Beavers became extinct in Latvia around 1870 primarily due to over-hunting for their meat, fur and castoreum (a product from their glands used in perfumery and medicine). Between 1927-1952 twelve European beavers were re-introduced to Latvia from Norway , Sweden and elsewhere and some immigrated naturally. The Latvian beaver population is now officially put at 66,886 animals but informed estimates suggest it has actually risen to well over 100,000. Beavers mainly eat the bark of deciduous trees and other ground vegetation close to rivers but they will occasionally fell pines. Farming in Latvia is largely extensive and pastoral and with 47% of the country afforested quite a lot of tree damage can be sustained before foresters complain.

However the management of the re-introduced population was not started until 1980 when beavers were put back onto the hunting list. Each year the State Forestry Service (which coordinates all hunting in Latvia) issues a quota to the 1000+ hunting clubs and the hunting clubs send back consolidated cull totals at the end of the season.  Currently the beaver cull is running at about 9860 (say 10% of the population) whereas the animal’s ecology suggests that a cull of more than 20% is needed just to stabilise the population and more than 30% to reduce it. So despite predation by large carnivores like wolves and lynx and hunting by man, beavers are now out of control in Latvia – is that a good or bad thing?

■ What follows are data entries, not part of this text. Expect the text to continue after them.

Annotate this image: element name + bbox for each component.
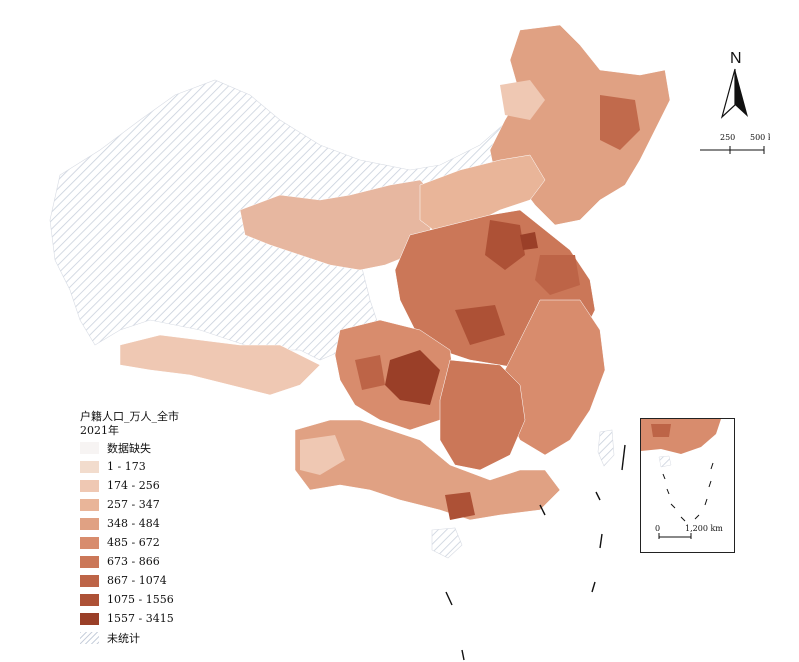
legend-label: 174 - 256 xyxy=(107,479,160,492)
legend-item: 未统计 xyxy=(80,628,260,647)
legend-swatch xyxy=(80,517,99,530)
inset-dashes xyxy=(662,462,714,522)
region-chongqing xyxy=(385,350,440,405)
inset-mainland-dark xyxy=(651,424,671,437)
legend-label: 未统计 xyxy=(107,631,140,645)
legend-swatch xyxy=(80,498,99,511)
legend-label: 1075 - 1556 xyxy=(107,593,174,606)
region-beijing xyxy=(520,232,538,250)
map-legend: 户籍人口_万人_全市 2021年 数据缺失 1 - 173 174 - 256 257… xyxy=(80,410,260,647)
legend-item: 257 - 347 xyxy=(80,495,260,514)
legend-item: 174 - 256 xyxy=(80,476,260,495)
legend-item: 867 - 1074 xyxy=(80,571,260,590)
legend-item: 数据缺失 xyxy=(80,438,260,457)
legend-swatch xyxy=(80,479,99,492)
legend-label: 673 - 866 xyxy=(107,555,160,568)
legend-item: 348 - 484 xyxy=(80,514,260,533)
region-taiwan xyxy=(597,429,615,467)
region-sichuan-west xyxy=(355,355,385,390)
legend-swatch xyxy=(80,593,99,606)
legend-swatch xyxy=(80,441,99,454)
region-east-coast xyxy=(499,299,606,456)
region-tibet-south xyxy=(119,334,321,396)
sea-boundary-dashes xyxy=(445,444,626,661)
region-henan-dark xyxy=(485,220,525,270)
legend-swatch xyxy=(80,631,99,644)
legend-year: 2021年 xyxy=(80,424,119,437)
legend-swatch xyxy=(80,574,99,587)
region-northeast-light xyxy=(500,80,545,120)
legend-label: 1 - 173 xyxy=(107,460,146,473)
region-guangdong-dark xyxy=(445,492,475,520)
legend-swatch xyxy=(80,536,99,549)
legend-item: 1 - 173 xyxy=(80,457,260,476)
region-yunnan-light xyxy=(300,435,345,475)
legend-label: 257 - 347 xyxy=(107,498,160,511)
region-shandong-dark xyxy=(535,255,580,295)
region-south-central xyxy=(439,359,526,471)
legend-swatch xyxy=(80,612,99,625)
region-central-dark xyxy=(455,305,505,345)
region-northeast-dark xyxy=(600,95,640,150)
legend-label: 867 - 1074 xyxy=(107,574,167,587)
legend-label: 数据缺失 xyxy=(107,441,151,455)
north-label: N xyxy=(730,50,742,67)
legend-label: 1557 - 3415 xyxy=(107,612,174,625)
legend-label: 348 - 484 xyxy=(107,517,160,530)
north-arrow: N 0 250 500 km xyxy=(692,47,781,162)
region-hainan xyxy=(431,527,463,559)
legend-item: 673 - 866 xyxy=(80,552,260,571)
inset-scale-1200: 1,200 km xyxy=(685,524,723,533)
legend-title: 户籍人口_万人_全市 xyxy=(80,410,179,423)
scale-label-500: 500 km xyxy=(750,133,770,142)
legend-label: 485 - 672 xyxy=(107,536,160,549)
legend-item: 485 - 672 xyxy=(80,533,260,552)
inset-hainan xyxy=(658,455,672,468)
inset-scale-0: 0 xyxy=(655,524,660,533)
legend-swatch xyxy=(80,555,99,568)
region-southwest xyxy=(294,419,561,521)
scale-label-250: 250 xyxy=(720,133,735,142)
legend-item: 1075 - 1556 xyxy=(80,590,260,609)
legend-item: 1557 - 3415 xyxy=(80,609,260,628)
legend-swatch xyxy=(80,460,99,473)
south-china-sea-inset: 0 1,200 km xyxy=(640,418,735,553)
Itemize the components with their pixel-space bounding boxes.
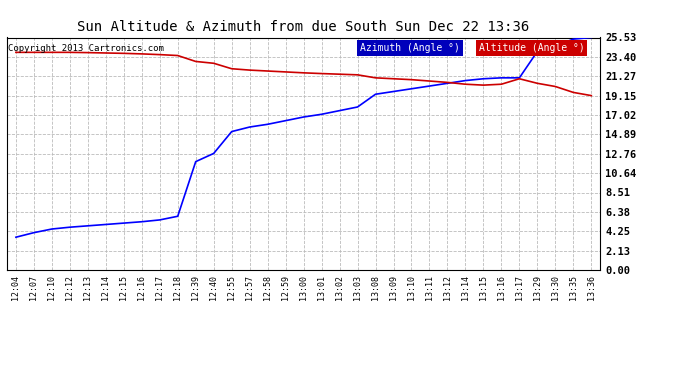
Title: Sun Altitude & Azimuth from due South Sun Dec 22 13:36: Sun Altitude & Azimuth from due South Su… — [77, 20, 530, 33]
Text: Copyright 2013 Cartronics.com: Copyright 2013 Cartronics.com — [8, 45, 164, 54]
Text: Azimuth (Angle °): Azimuth (Angle °) — [360, 44, 460, 53]
Text: Altitude (Angle °): Altitude (Angle °) — [479, 44, 584, 53]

Some Latvian conservation organisations welcome the beavers because they dam up ditches and streams and so maintain the water levels in wetlands and encourage the development of ecologically valuable raised bogs. Most hunters obviously welcome beavers not only as a hunting quarry but because their dams also create attractive flight ponds for waterfowl.

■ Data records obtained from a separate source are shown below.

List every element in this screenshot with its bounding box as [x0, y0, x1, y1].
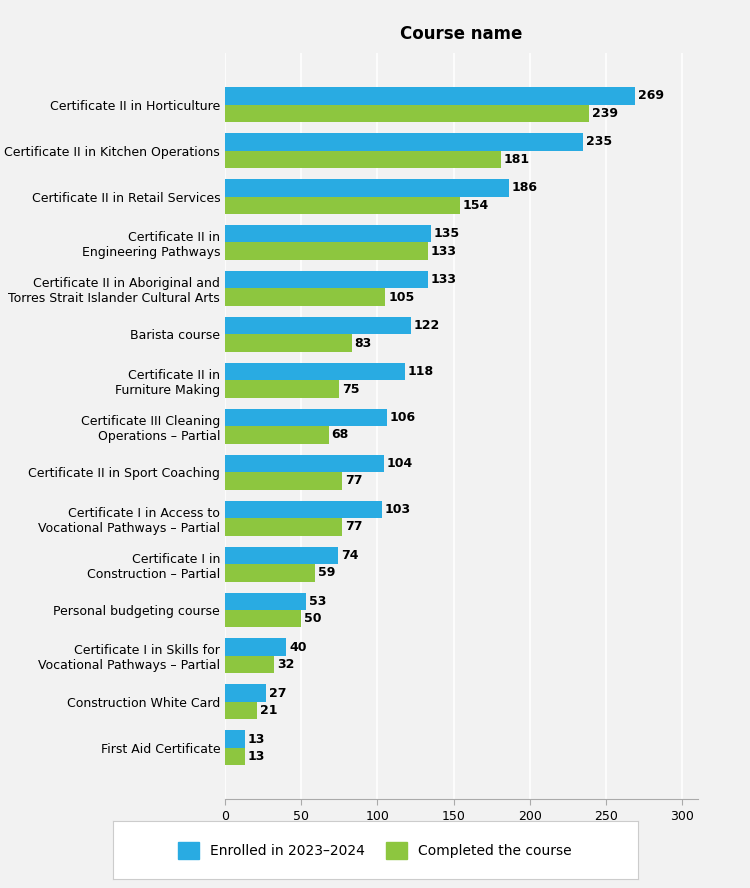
Bar [225, 225, 430, 242]
Bar [225, 547, 338, 564]
Bar [225, 87, 635, 105]
Text: 239: 239 [592, 107, 618, 120]
Text: 133: 133 [430, 274, 457, 286]
Text: 59: 59 [318, 567, 335, 579]
X-axis label: Number of students: Number of students [376, 829, 547, 844]
Bar [225, 592, 306, 610]
Text: 32: 32 [277, 658, 294, 671]
Bar [225, 289, 385, 305]
Text: 118: 118 [408, 365, 434, 378]
Bar [225, 564, 315, 582]
Text: 77: 77 [346, 520, 363, 534]
Text: 75: 75 [342, 383, 360, 395]
Text: 181: 181 [504, 153, 530, 166]
Bar [225, 179, 509, 196]
Legend: Enrolled in 2023–2024, Completed the course: Enrolled in 2023–2024, Completed the cou… [172, 836, 578, 864]
Text: 106: 106 [389, 411, 416, 424]
Text: 68: 68 [332, 429, 349, 441]
Text: 27: 27 [269, 686, 286, 700]
Bar [225, 702, 257, 719]
Text: 154: 154 [463, 199, 489, 211]
Text: 269: 269 [638, 90, 664, 102]
Bar [225, 610, 302, 628]
Text: 235: 235 [586, 135, 612, 148]
Text: 122: 122 [414, 319, 440, 332]
Bar [225, 472, 342, 489]
Bar [225, 501, 382, 518]
Bar [225, 685, 266, 702]
Bar [225, 335, 352, 352]
Text: 186: 186 [512, 181, 538, 194]
Bar [225, 638, 286, 656]
Text: 133: 133 [430, 245, 457, 258]
Text: 13: 13 [248, 750, 266, 763]
Bar [225, 363, 405, 380]
Bar [225, 730, 245, 748]
Text: 103: 103 [385, 503, 411, 516]
Text: 50: 50 [304, 612, 322, 625]
Bar [225, 518, 342, 535]
Text: 83: 83 [355, 337, 372, 350]
Bar [225, 656, 274, 673]
Text: 21: 21 [260, 704, 278, 718]
Text: 105: 105 [388, 290, 414, 304]
Title: Course name: Course name [400, 26, 523, 44]
Text: 40: 40 [289, 641, 307, 654]
Bar [225, 408, 386, 426]
Bar [225, 271, 428, 289]
Bar [225, 196, 460, 214]
Bar [225, 105, 590, 123]
Text: 104: 104 [386, 457, 412, 470]
Text: 74: 74 [340, 549, 358, 562]
Bar [225, 317, 411, 335]
Text: 135: 135 [433, 227, 460, 241]
Text: 13: 13 [248, 733, 266, 746]
Bar [225, 242, 428, 260]
Bar [225, 133, 584, 151]
Bar [225, 426, 328, 444]
Bar [225, 748, 245, 765]
Text: 53: 53 [309, 595, 326, 607]
Bar [225, 380, 339, 398]
Text: 77: 77 [346, 474, 363, 488]
Bar [225, 455, 383, 472]
Bar [225, 151, 501, 168]
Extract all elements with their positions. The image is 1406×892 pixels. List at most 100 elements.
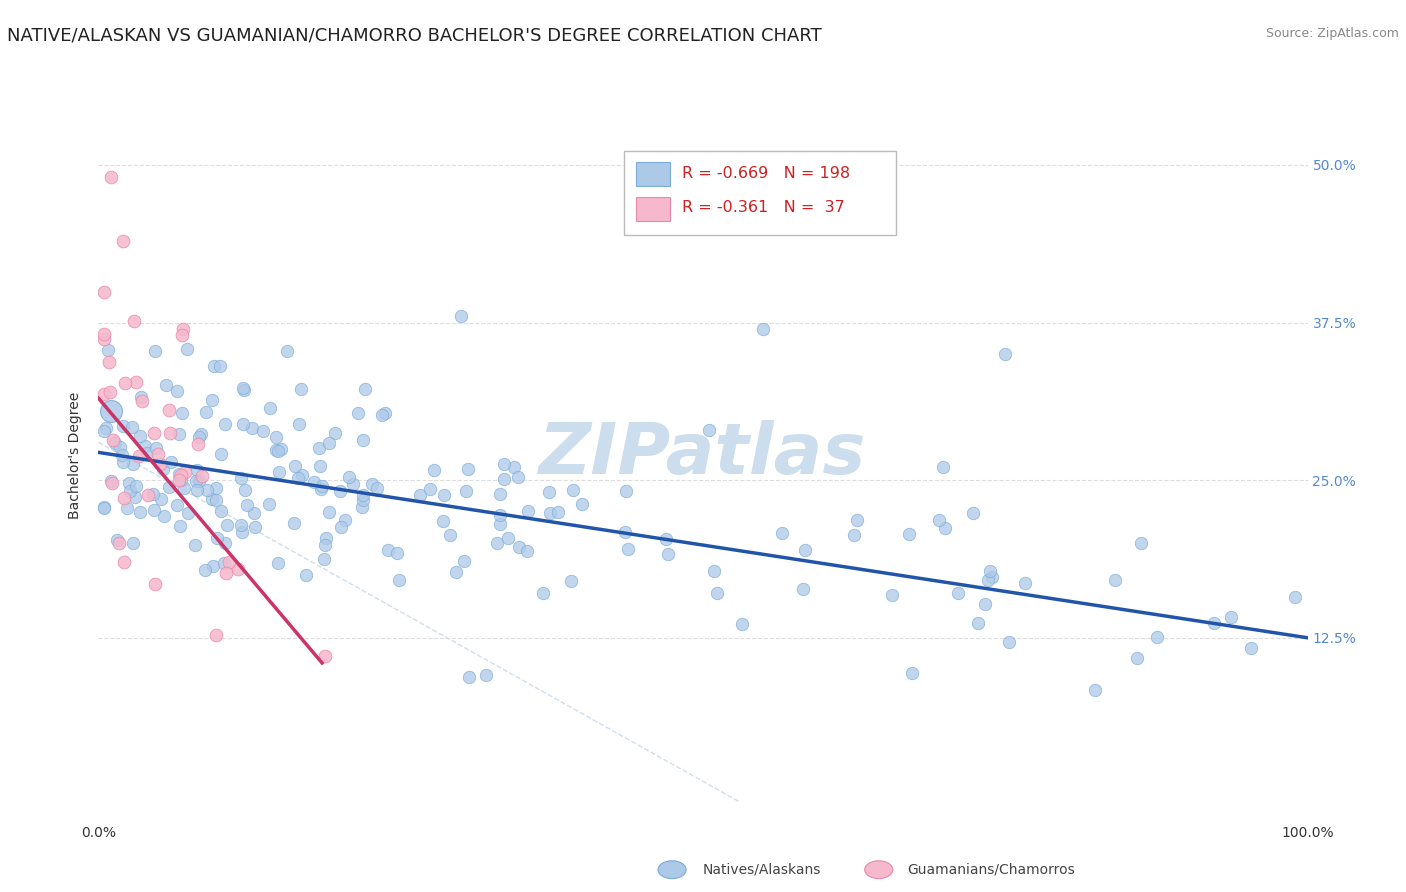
Point bbox=[537, 485, 560, 500]
Point bbox=[129, 505, 152, 519]
Y-axis label: Bachelor's Degree: Bachelor's Degree bbox=[69, 392, 83, 518]
Point bbox=[121, 419, 143, 434]
Point bbox=[347, 406, 370, 420]
Point bbox=[108, 536, 131, 550]
Point bbox=[176, 342, 198, 356]
Point bbox=[205, 628, 228, 642]
Bar bbox=[637, 197, 671, 221]
Point bbox=[93, 285, 115, 299]
Point bbox=[155, 377, 177, 392]
Point bbox=[166, 498, 188, 512]
Point bbox=[793, 543, 815, 558]
Point bbox=[508, 541, 530, 555]
Point bbox=[172, 406, 194, 420]
Point bbox=[93, 500, 115, 515]
Point bbox=[118, 475, 141, 490]
Point bbox=[100, 170, 122, 185]
Point bbox=[97, 343, 120, 357]
Point bbox=[229, 518, 252, 533]
Point bbox=[387, 546, 409, 560]
Point bbox=[294, 567, 316, 582]
Point bbox=[352, 487, 374, 501]
Point bbox=[489, 517, 512, 532]
Point bbox=[370, 409, 392, 423]
Point bbox=[186, 483, 208, 497]
Point bbox=[195, 483, 218, 498]
Point bbox=[981, 570, 1004, 584]
Point bbox=[450, 309, 472, 323]
Point bbox=[214, 536, 236, 550]
Text: NATIVE/ALASKAN VS GUAMANIAN/CHAMORRO BACHELOR'S DEGREE CORRELATION CHART: NATIVE/ALASKAN VS GUAMANIAN/CHAMORRO BAC… bbox=[7, 27, 821, 45]
Point bbox=[194, 563, 217, 577]
Point bbox=[207, 531, 229, 545]
Point bbox=[1125, 651, 1147, 665]
Point bbox=[157, 480, 180, 494]
Point bbox=[617, 541, 640, 556]
Point bbox=[187, 436, 209, 450]
Point bbox=[184, 538, 207, 552]
Point bbox=[169, 468, 191, 483]
Text: ZIPatlas: ZIPatlas bbox=[540, 420, 866, 490]
Point bbox=[252, 424, 274, 438]
Point bbox=[291, 467, 314, 482]
Point bbox=[110, 448, 132, 462]
Point bbox=[1240, 641, 1263, 656]
Point bbox=[974, 598, 997, 612]
Point bbox=[186, 463, 208, 477]
Point bbox=[419, 482, 441, 496]
Point bbox=[129, 390, 152, 404]
Point bbox=[143, 343, 166, 358]
Point bbox=[93, 387, 115, 401]
Point bbox=[329, 483, 352, 498]
Point bbox=[169, 519, 191, 533]
Point bbox=[1220, 610, 1243, 624]
Point bbox=[101, 475, 124, 490]
Point bbox=[770, 526, 793, 541]
Point bbox=[492, 471, 515, 485]
Point bbox=[226, 562, 249, 576]
Point bbox=[93, 424, 115, 438]
Point bbox=[93, 327, 115, 342]
Point bbox=[209, 447, 232, 461]
Point bbox=[697, 423, 720, 437]
Point bbox=[934, 521, 956, 535]
Point bbox=[190, 468, 212, 483]
Point bbox=[93, 332, 115, 346]
Point bbox=[444, 565, 467, 579]
Point bbox=[152, 461, 174, 475]
Text: R = -0.361   N =  37: R = -0.361 N = 37 bbox=[682, 200, 845, 215]
Point bbox=[112, 555, 135, 569]
Point bbox=[613, 525, 636, 540]
Point bbox=[172, 322, 194, 336]
Point bbox=[235, 483, 257, 498]
Point bbox=[318, 505, 340, 519]
Point bbox=[117, 500, 139, 515]
Point bbox=[159, 455, 181, 469]
Point bbox=[457, 669, 479, 683]
Point bbox=[614, 483, 637, 498]
Point bbox=[270, 442, 292, 457]
Point bbox=[209, 359, 232, 373]
Point bbox=[703, 564, 725, 578]
Text: Source: ZipAtlas.com: Source: ZipAtlas.com bbox=[1265, 27, 1399, 40]
Point bbox=[142, 503, 165, 517]
Point bbox=[159, 426, 181, 441]
Point bbox=[114, 376, 136, 391]
Point bbox=[212, 556, 235, 570]
Point bbox=[1104, 573, 1126, 587]
Point bbox=[122, 314, 145, 328]
Point bbox=[314, 648, 336, 663]
Point bbox=[360, 476, 382, 491]
Point bbox=[562, 483, 585, 497]
Point bbox=[214, 417, 236, 431]
Point bbox=[157, 403, 180, 417]
Point bbox=[257, 497, 280, 511]
Point bbox=[235, 499, 257, 513]
Point bbox=[366, 481, 388, 495]
Point bbox=[538, 506, 561, 520]
Point bbox=[388, 573, 411, 587]
Point bbox=[302, 475, 325, 489]
Point bbox=[112, 419, 135, 434]
Point bbox=[979, 564, 1001, 578]
Point bbox=[232, 417, 254, 432]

But foresters and others are not so happy. Latvia is a very flat country and the beavers carry out their dam-building activities enthusiastically often in remote areas far from hunting pressure. By blocking the drainage systems, they can flood large areas of native forest which kills the trees particularly pine. Beavers also undermine river banks by burrowing and so cause erosion and flooding. While salmon fishing is not a big industry in Latvia , beaver dams block headwater feeder streams and cause silting-up of fish spawning beds.

Latvia ’s State Forest Company does not pay for rangers to control animal species as our Forestry Commission does in UK . After the annual hunting quota is set, the shooting is entirely left up to the hunting clubs and individual members. This works well for large carnivores, deer and wild boar so why beavers are not better controlled? Firstly they are mainly nocturnal and are difficult to shoot unless on dry land out of the water. EU law also forbids the use of night shooting with a spotlight and no exemption or derogation has been granted to this bureaucratic restriction. Finally there is little financial or other incentive for hunters to go out of their way to kill a large number of beavers. The hunting is not very exciting; their fur has gone out of fashion and their meat and castoreum are not as popular as they were before the introduction of fast food and modern scents and medicines.

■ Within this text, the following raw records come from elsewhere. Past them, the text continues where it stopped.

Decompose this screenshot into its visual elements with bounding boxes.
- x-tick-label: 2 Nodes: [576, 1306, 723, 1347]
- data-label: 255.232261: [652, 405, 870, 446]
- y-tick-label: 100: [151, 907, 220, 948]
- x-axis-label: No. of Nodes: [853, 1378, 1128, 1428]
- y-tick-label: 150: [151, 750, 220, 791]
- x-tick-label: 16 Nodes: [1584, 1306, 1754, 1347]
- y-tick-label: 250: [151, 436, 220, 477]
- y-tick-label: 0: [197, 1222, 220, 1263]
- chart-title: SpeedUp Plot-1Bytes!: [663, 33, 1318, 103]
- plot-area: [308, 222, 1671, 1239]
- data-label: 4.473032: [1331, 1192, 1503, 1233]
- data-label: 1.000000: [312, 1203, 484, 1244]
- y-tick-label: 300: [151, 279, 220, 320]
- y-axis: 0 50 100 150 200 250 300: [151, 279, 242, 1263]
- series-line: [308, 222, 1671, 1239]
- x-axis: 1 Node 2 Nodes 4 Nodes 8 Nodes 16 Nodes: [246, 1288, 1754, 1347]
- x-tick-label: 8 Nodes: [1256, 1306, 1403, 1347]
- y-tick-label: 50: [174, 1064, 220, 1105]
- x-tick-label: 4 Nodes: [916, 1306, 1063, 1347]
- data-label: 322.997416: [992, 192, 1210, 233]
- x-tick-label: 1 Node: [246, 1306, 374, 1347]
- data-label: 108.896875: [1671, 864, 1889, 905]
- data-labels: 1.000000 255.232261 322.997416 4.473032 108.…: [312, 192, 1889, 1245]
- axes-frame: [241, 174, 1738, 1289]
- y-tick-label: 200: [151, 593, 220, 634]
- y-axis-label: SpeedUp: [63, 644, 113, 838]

In my view, the answer is clear – beavers would only be acceptable in Scotland in controlled numbers provided they stayed in the right places. When they reproduced and spread (as they surely would), they would pose problems which would be very hard to control. For once Scottish Natural Heritage appears to have done the right thing when its original decision to release beavers onto the Kintyre peninsular was rescinded. It is sad that someone who should have known better chose to ignore their example and allowed his beavers to escape. The apple trees which were destroyed are a small price to pay for confirmation of the folly of introducing any exotic species to UK even if it was present here many hundreds of years ago.